Reinforcement Learning Is A Lot Worse Than The Average Person Thinks: Andrej Karpathy

Andrej Karpathy has long been speaking about the possible pitfall of Reinforcement Learning approaches in getting humanity to AGI, but he’s now explained in great detail why reinforcement learning produces suboptimal outcomes.

In a recent appearance on the Dwarkesh podcast, Karpathy—the former Tesla AI Director and founding member of OpenAI—delivered a surprisingly blunt assessment of reinforcement learning (RL), the technique that underpins much of modern AI’s most impressive capabilities. While RL has enabled breakthroughs from AlphaGo to ChatGPT’s conversational abilities, Karpathy’s critique suggests the technology may be far more limited than its recent success stories suggest. His central thesis? “Humans don’t use reinforcement learning,” and the approach itself is “terrible”—it’s just that everything we had before was even worse.
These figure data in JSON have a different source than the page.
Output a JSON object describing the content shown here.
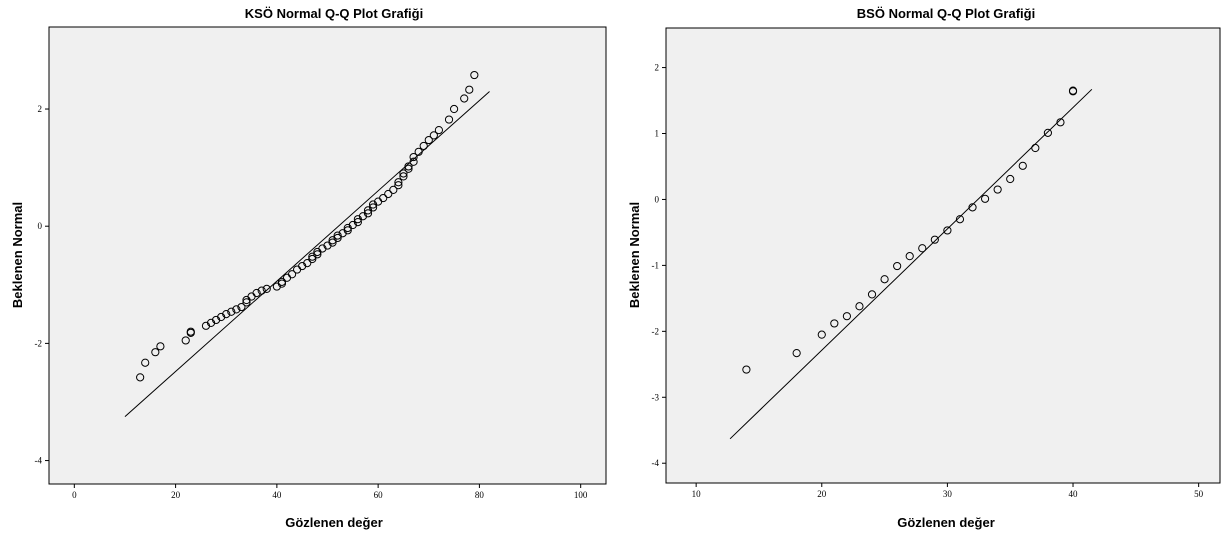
{
  "chart_data": [
    {
      "type": "scatter",
      "title": "KSÖ Normal Q-Q Plot Grafiği",
      "xlabel": "Gözlenen değer",
      "ylabel": "Beklenen Normal",
      "xlim": [
        -5,
        105
      ],
      "ylim": [
        -4.4,
        3.4
      ],
      "xticks": [
        0,
        20,
        40,
        60,
        80,
        100
      ],
      "yticks": [
        2,
        0,
        -2,
        -4
      ],
      "reference_line": [
        [
          10,
          -3.25
        ],
        [
          82,
          2.3
        ]
      ],
      "points": [
        [
          13,
          -2.58
        ],
        [
          14,
          -2.33
        ],
        [
          16,
          -2.15
        ],
        [
          17,
          -2.05
        ],
        [
          22,
          -1.95
        ],
        [
          23,
          -1.82
        ],
        [
          23,
          -1.8
        ],
        [
          26,
          -1.7
        ],
        [
          27,
          -1.65
        ],
        [
          28,
          -1.6
        ],
        [
          29,
          -1.55
        ],
        [
          30,
          -1.5
        ],
        [
          31,
          -1.46
        ],
        [
          32,
          -1.42
        ],
        [
          33,
          -1.38
        ],
        [
          34,
          -1.3
        ],
        [
          34,
          -1.26
        ],
        [
          35,
          -1.2
        ],
        [
          36,
          -1.14
        ],
        [
          37,
          -1.1
        ],
        [
          38,
          -1.07
        ],
        [
          40,
          -1.03
        ],
        [
          41,
          -0.98
        ],
        [
          41,
          -0.95
        ],
        [
          42,
          -0.88
        ],
        [
          43,
          -0.82
        ],
        [
          44,
          -0.74
        ],
        [
          45,
          -0.68
        ],
        [
          46,
          -0.63
        ],
        [
          47,
          -0.56
        ],
        [
          47,
          -0.52
        ],
        [
          48,
          -0.48
        ],
        [
          48,
          -0.44
        ],
        [
          49,
          -0.38
        ],
        [
          50,
          -0.33
        ],
        [
          51,
          -0.28
        ],
        [
          51,
          -0.24
        ],
        [
          52,
          -0.2
        ],
        [
          52,
          -0.16
        ],
        [
          53,
          -0.12
        ],
        [
          54,
          -0.07
        ],
        [
          54,
          -0.03
        ],
        [
          55,
          0.02
        ],
        [
          56,
          0.07
        ],
        [
          56,
          0.12
        ],
        [
          57,
          0.17
        ],
        [
          58,
          0.22
        ],
        [
          58,
          0.27
        ],
        [
          59,
          0.32
        ],
        [
          59,
          0.37
        ],
        [
          60,
          0.42
        ],
        [
          61,
          0.48
        ],
        [
          62,
          0.55
        ],
        [
          63,
          0.62
        ],
        [
          64,
          0.7
        ],
        [
          64,
          0.75
        ],
        [
          65,
          0.85
        ],
        [
          65,
          0.9
        ],
        [
          66,
          0.98
        ],
        [
          66,
          1.02
        ],
        [
          67,
          1.1
        ],
        [
          67,
          1.18
        ],
        [
          68,
          1.27
        ],
        [
          69,
          1.37
        ],
        [
          70,
          1.47
        ],
        [
          71,
          1.55
        ],
        [
          72,
          1.64
        ],
        [
          74,
          1.82
        ],
        [
          75,
          2.0
        ],
        [
          77,
          2.18
        ],
        [
          78,
          2.33
        ],
        [
          79,
          2.58
        ]
      ]
    },
    {
      "type": "scatter",
      "title": "BSÖ Normal Q-Q Plot Grafiği",
      "xlabel": "Gözlenen değer",
      "ylabel": "Beklenen Normal",
      "xlim": [
        7.6,
        51.7
      ],
      "ylim": [
        -4.3,
        2.6
      ],
      "xticks": [
        10,
        20,
        30,
        40,
        50
      ],
      "yticks": [
        2,
        1,
        0,
        -1,
        -2,
        -3,
        -4
      ],
      "reference_line": [
        [
          12.7,
          -3.63
        ],
        [
          41.5,
          1.67
        ]
      ],
      "points": [
        [
          14,
          -2.58
        ],
        [
          18,
          -2.33
        ],
        [
          20,
          -2.05
        ],
        [
          21,
          -1.88
        ],
        [
          22,
          -1.77
        ],
        [
          23,
          -1.62
        ],
        [
          24,
          -1.44
        ],
        [
          25,
          -1.21
        ],
        [
          26,
          -1.01
        ],
        [
          27,
          -0.86
        ],
        [
          28,
          -0.74
        ],
        [
          29,
          -0.61
        ],
        [
          30,
          -0.47
        ],
        [
          31,
          -0.3
        ],
        [
          32,
          -0.12
        ],
        [
          33,
          0.01
        ],
        [
          34,
          0.15
        ],
        [
          35,
          0.31
        ],
        [
          36,
          0.51
        ],
        [
          37,
          0.78
        ],
        [
          38,
          1.01
        ],
        [
          39,
          1.17
        ],
        [
          40,
          1.64
        ],
        [
          40,
          1.65
        ]
      ]
    }
  ]
}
The Core Problem: Noisy, Inefficient Learning

Karpathy illustrated his critique with a straightforward example: solving a math problem. “In reinforcement learning, you will try lots of things in parallel first. So you’re given a problem. You try hundreds of different attempts, and these attempts can be complex, right? They can be like, ‘oh, let me try this, let me try that. This didn’t work. That didn’t work,’ et cetera. And then maybe you get an answer and now you check the back of the book and you see, okay, the correct answer is this.”

The issue emerges in how the system learns from success. “You can see that, okay, this one, this one, and that one got the correct answer, but these other 97 of them didn’t. So literally what reinforcement learning does is it goes to the ones that worked really well and every single thing you did along the way—every single token gets upweighted of like, ‘do more of this.'”

This is where the fundamental flaw reveals itself. “The problem with that is, I mean, people will say that your estimator has high variance, but what I mean is it’s just noisy. It’s noisy. So basically it kind of almost assumes that every single little piece of the solution that you made that got to the right answer was the correct thing to do, which is not true.”

The Straw Problem

Karpathy deployed a vivid metaphor to capture the inefficiency: “You may have gone down the wrong alleys until you got to the right solution. Every single one of those incorrect things you did, as long as you got to the correct solution, will be upweighted as ‘do more of this.’ It’s terrible. Yeah, it’s noisy. You’ve done all this work only to find a single—at the end you get a single number of like, ‘oh, you did correct.’ And based on that, you weigh that entire trajectory as like ‘upgrade or downweight.'”

The metaphor he uses is striking: “The way I like to put it is you’re sucking supervision through a straw, because you’ve done all this work that could be minutes of rollout and you’re sucking the bits of supervision of the final reward signal through a straw, and you’re broadcasting that across the entire trajectory and using that to upgrade or downweight that trajectory. It’s crazy.”

Why It Still Works (Sort Of)

Despite his harsh criticism, Karpathy acknowledges that RL remains the best tool available—not because it’s good, but because the alternatives are worse. “Reinforcement learning is terrible. It just so happens that everything that we had before it is much worse, because previously we’re just imitating people, so it has all these issues.”

Implications for the AI Industry

Karpathy’s critique arrives at a pivotal moment for the AI industry. Major labs including OpenAI, Google DeepMind, and Anthropic have heavily invested in reinforcement learning techniques, particularly Reinforcement Learning from Human Feedback (RLHF), which has become the standard approach for aligning large language models with human preferences. OpenAI’s o1 model, released in 2024, represents a significant bet on RL-based reasoning, using the technique to enable models to “think” through problems step-by-step.

However, recent developments suggest the industry may be heeding similar concerns. There’s growing interest in alternative training paradigms, including direct preference optimization (DPO) and other methods that attempt to learn from feedback more efficiently. Some researchers are exploring hybrid approaches that combine imitation learning with more targeted forms of feedback, potentially addressing the “noisy supervision” problem Karpathy describes.

The critique also raises questions about the path to artificial general intelligence. If RL is fundamentally limited in its ability to learn efficiently from sparse reward signals, and if humans genuinely “do something different,” as Karpathy suggests, then the current trajectory of scaling up RL-based systems may face inherent limitations. This could explain why, despite massive computational investments, certain types of reasoning and learning remain challenging for even the most advanced AI systems.

For an industry that has grown accustomed to exponential progress, Karpathy’s warning serves as a reminder that the current paradigm—no matter how successful—may be built on fundamentally inefficient foundations. The question now is whether researchers can develop genuinely new approaches to machine learning, or whether we’ll continue refining a technique that, in Karpathy’s words, remains “terrible”—just less terrible than everything else we’ve tried.